UKPLab / sentence-transformers

State-of-the-Art Text Embeddings
https://www.sbert.net
Apache License 2.0
14.99k stars 2.45k forks source link

Are pre-trained models still somehow based on BERT / SBERT? #1130

Open mlfutbol opened 3 years ago

mlfutbol commented 3 years ago

Hey,

I have a question regarding the pre-trained models listed on https://www.sbert.net/docs/pretrained_models.html: Are these models still based on your paper "Sentence-BERT: Sentence Embeddings using Siamese BERT-Networks"?

So for example, is "paraphrase-mpnet-base-v2 " still based on BERT/SBERT?

Because I thought the base model needs to be BERT to be considered based on SBERT and in this example it is mpnet-base.

I am asking because I would like to use a tool which calculates sentence similarity based on BERT and now I am not sure if a model like "paraphrase-mpnet-base-v2 " still has anything to do with BERT.

Many thanks!

nreimers commented 3 years ago

Hi @mlfutbol

The paraphrase-mpnet-base-v2 model is based on the MPNet model: https://arxiv.org/abs/2004.09297

It is kind of similar to BERT: It is based on a transformer architecture and was pre-trained on a large corpus.

But the pre-training objective was a bit different (more advanced) than the BERT pre-training objective.

That model works really well to compute sentence similarities. If you want to still call it BERT/SBERT depends upon you. You can still call it SBERT, or you can call it 'sentence transformers' to be a bit more general.

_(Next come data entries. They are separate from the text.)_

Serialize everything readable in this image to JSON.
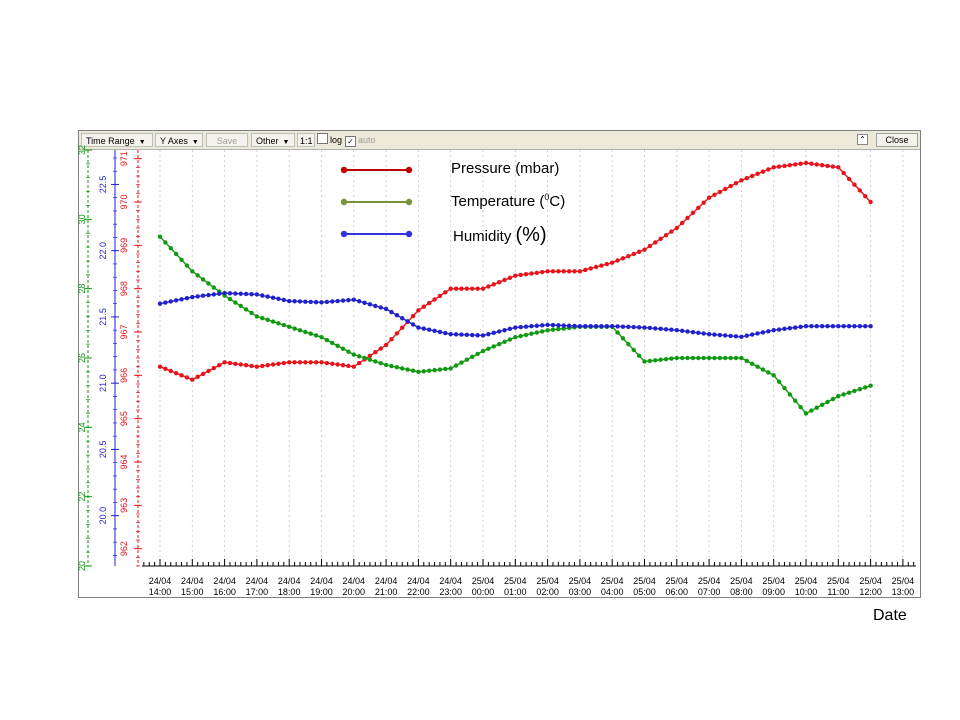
{
  "toolbar": {
    "time_range_label": "Time Range",
    "y_axes_label": "Y Axes",
    "save_label": "Save",
    "other_label": "Other",
    "ratio_label": "1:1",
    "log_label": "log",
    "auto_label": "auto",
    "auto_checked_glyph": "✓",
    "collapse_glyph": "⌃",
    "close_label": "Close",
    "dropdown_icon": "caret-down-icon"
  },
  "chart_data": {
    "type": "line",
    "title": "",
    "xlabel": "Date",
    "x": [
      "24/04 14:00",
      "24/04 15:00",
      "24/04 16:00",
      "24/04 17:00",
      "24/04 18:00",
      "24/04 19:00",
      "24/04 20:00",
      "24/04 21:00",
      "24/04 22:00",
      "24/04 23:00",
      "25/04 00:00",
      "25/04 01:00",
      "25/04 02:00",
      "25/04 03:00",
      "25/04 04:00",
      "25/04 05:00",
      "25/04 06:00",
      "25/04 07:00",
      "25/04 08:00",
      "25/04 09:00",
      "25/04 10:00",
      "25/04 11:00",
      "25/04 12:00"
    ],
    "x_tick_labels": [
      {
        "day": "24/04",
        "time": "14:00"
      },
      {
        "day": "24/04",
        "time": "15:00"
      },
      {
        "day": "24/04",
        "time": "16:00"
      },
      {
        "day": "24/04",
        "time": "17:00"
      },
      {
        "day": "24/04",
        "time": "18:00"
      },
      {
        "day": "24/04",
        "time": "19:00"
      },
      {
        "day": "24/04",
        "time": "20:00"
      },
      {
        "day": "24/04",
        "time": "21:00"
      },
      {
        "day": "24/04",
        "time": "22:00"
      },
      {
        "day": "24/04",
        "time": "23:00"
      },
      {
        "day": "25/04",
        "time": "00:00"
      },
      {
        "day": "25/04",
        "time": "01:00"
      },
      {
        "day": "25/04",
        "time": "02:00"
      },
      {
        "day": "25/04",
        "time": "03:00"
      },
      {
        "day": "25/04",
        "time": "04:00"
      },
      {
        "day": "25/04",
        "time": "05:00"
      },
      {
        "day": "25/04",
        "time": "06:00"
      },
      {
        "day": "25/04",
        "time": "07:00"
      },
      {
        "day": "25/04",
        "time": "08:00"
      },
      {
        "day": "25/04",
        "time": "09:00"
      },
      {
        "day": "25/04",
        "time": "10:00"
      },
      {
        "day": "25/04",
        "time": "11:00"
      },
      {
        "day": "25/04",
        "time": "12:00"
      },
      {
        "day": "25/04",
        "time": "13:00"
      }
    ],
    "grid": true,
    "legend_position": "top-center",
    "y_axes": [
      {
        "name": "Pressure",
        "color": "#e8141c",
        "ylim": [
          961.6,
          971.2
        ],
        "ticks": [
          "962",
          "963",
          "964",
          "965",
          "966",
          "967",
          "968",
          "969",
          "970",
          "971"
        ]
      },
      {
        "name": "Humidity",
        "color": "#2222cc",
        "ylim": [
          19.62,
          22.76
        ],
        "ticks": [
          "20.0",
          "20.5",
          "21.0",
          "21.5",
          "22.0",
          "22.5"
        ]
      },
      {
        "name": "Temperature",
        "color": "#119911",
        "ylim": [
          20.0,
          32.0
        ],
        "ticks": [
          "20",
          "22",
          "24",
          "26",
          "28",
          "30",
          "32"
        ]
      }
    ],
    "series": [
      {
        "name": "Pressure (mbar)",
        "color": "#e8141c",
        "values": [
          966.2,
          965.9,
          966.3,
          966.2,
          966.3,
          966.3,
          966.2,
          966.7,
          967.5,
          968.0,
          968.0,
          968.3,
          968.4,
          968.4,
          968.6,
          968.9,
          969.4,
          970.1,
          970.5,
          970.8,
          970.9,
          970.8,
          970.0
        ]
      },
      {
        "name": "Temperature (0C)",
        "color": "#119911",
        "values": [
          29.5,
          28.5,
          27.8,
          27.2,
          26.9,
          26.6,
          26.1,
          25.8,
          25.6,
          25.7,
          26.2,
          26.6,
          26.8,
          26.9,
          26.9,
          25.9,
          26.0,
          26.0,
          26.0,
          25.5,
          24.4,
          24.9,
          25.2
        ]
      },
      {
        "name": "Humidity (%)",
        "color": "#2222cc",
        "values": [
          21.6,
          21.65,
          21.68,
          21.67,
          21.62,
          21.61,
          21.63,
          21.56,
          21.42,
          21.37,
          21.36,
          21.42,
          21.44,
          21.43,
          21.43,
          21.42,
          21.4,
          21.37,
          21.35,
          21.4,
          21.43,
          21.43,
          21.43
        ]
      }
    ],
    "legend": [
      {
        "label": "Pressure (mbar)",
        "prefix": "Pressure (mbar)",
        "sup": "",
        "suffix": "",
        "color": "#c00000"
      },
      {
        "label": "Temperature (0C)",
        "prefix": "Temperature (",
        "sup": "0",
        "suffix": "C)",
        "color": "#77933c"
      },
      {
        "label": "Humidity (%)",
        "prefix": "Humidity ",
        "sup": "",
        "suffix": "(%)",
        "color": "#3333dd"
      }
    ]
  }
}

krtin commented 3 years ago

@nreimers "paraphrase-mpnet-base-v2 " is fine-tuned on version of pretrained mpnet-base on which corpus? is it MRPC or something else?

nreimers commented 3 years ago

@krtin You can find the info here: https://github.com/UKPLab/sentence-transformers/blob/94be4996fa8a55824ec1a37eb64e03e4ee2c8cd5/examples/training/paraphrases/README.md#pre-trained-models

krtin commented 3 years ago

@krtin You can find the info here: https://github.com/UKPLab/sentence-transformers/blob/94be4996fa8a55824ec1a37eb64e03e4ee2c8cd5/examples/training/paraphrases/README.md#pre-trained-models

Thanks That works